Labor Day 2016- What was your first paying job?

Discussion in 'Sun City Phoenix (Original), West & Grand - Arizon' started by aggie, Sep 5, 2016.

  1. aggie

    aggie Well-Known Member

    In addition to the usual babysitting and housekeeping jobs many kids start out with, I can remember the thrill of my first paycheck. I was fortunate to live next door to a couple that owned their own company and they started me out on my career of office jobs. I took the bus from high school and they drove me home after work.

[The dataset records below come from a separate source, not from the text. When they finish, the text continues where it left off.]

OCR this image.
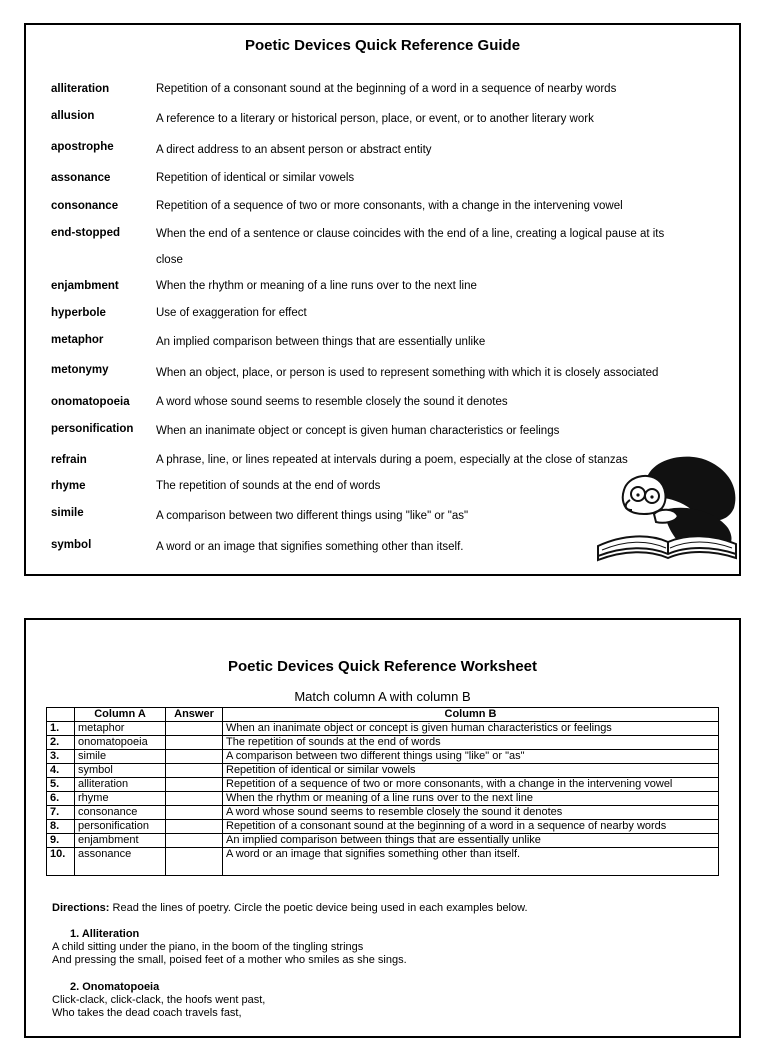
Poetic Devices Quick Reference Guide
alliteration	Repetition of a consonant sound at the beginning of a word in a sequence of nearby words
allusion	A reference to a literary or historical person, place, or event, or to another literary work
apostrophe	A direct address to an absent person or abstract entity
assonance	Repetition of identical or similar vowels
consonance	Repetition of a sequence of two or more consonants, with a change in the intervening vowel
end-stopped	When the end of a sentence or clause coincides with the end of a line, creating a logical pause at its close
enjambment	When the rhythm or meaning of a line runs over to the next line
hyperbole	Use of exaggeration for effect
metaphor	An implied comparison between things that are essentially unlike
metonymy	When an object, place, or person is used to represent something with which it is closely associated
onomatopoeia A word whose sound seems to resemble closely the sound it denotes
personification When an inanimate object or concept is given human characteristics or feelings
refrain	A phrase, line, or lines repeated at intervals during a poem, especially at the close of stanzas
rhyme	The repetition of sounds at the end of words
simile	A comparison between two different things using "like" or "as"
symbol	A word or an image that signifies something other than itself.
Poetic Devices Quick Reference Worksheet
Match column A with column B
	Column A	Answer	Column B
1.	metaphor		When an inanimate object or concept is given human characteristics or feelings
2.	onomatopoeia		The repetition of sounds at the end of words
3.	simile		A comparison between two different things using "like" or "as"
4.	symbol		Repetition of identical or similar vowels
5.	alliteration		Repetition of a sequence of two or more consonants, with a change in the intervening vowel
6.	rhyme		When the rhythm or meaning of a line runs over to the next line
7.	consonance		A word whose sound seems to resemble closely the sound it denotes
8.	personification		Repetition of a consonant sound at the beginning of a word in a sequence of nearby words
9.	enjambment		An implied comparison between things that are essentially unlike
10.	assonance		A word or an image that signifies something other than itself.
Directions: Read the lines of poetry. Circle the poetic device being used in each examples below.
1. Alliteration
A child sitting under the piano, in the boom of the tingling strings
And pressing the small, poised feet of a mother who smiles as she sings.
2. Onomatopoeia
Click-clack, click-clack, the hoofs went past,
Who takes the dead coach travels fast,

    I remember doing keypunch on cards for the gigantic computer system, handwritten bookkeeping, and learning to drink coffee on breaks!
     
  2. GCotten

    GCotten Member

    I think my first real job was in early 60's (summer time)when I was 14 in OK working for a roofing contractor. My job was to carry the bundles of shingles up a latter (no conveyor belts used)and place on the roof ridges. Had to do about 30 squares a day (100 bundles). Then when the shingles had been installed I had to go back with a bucket of tar to "stick" the bottom side of the shingles down (no sticky strips back then). I actually got good pay at a buck an hour. That job was better than "going on harvest" like what most of the guys did. It got ever body in shape for the fall football season.
     
  3. J_and_V

    J_and_V Member

    Gary...
    You win, that sounds like a tough task. Hardest physical job I did was setting tobacco, but it wasn't a paid job (family farm)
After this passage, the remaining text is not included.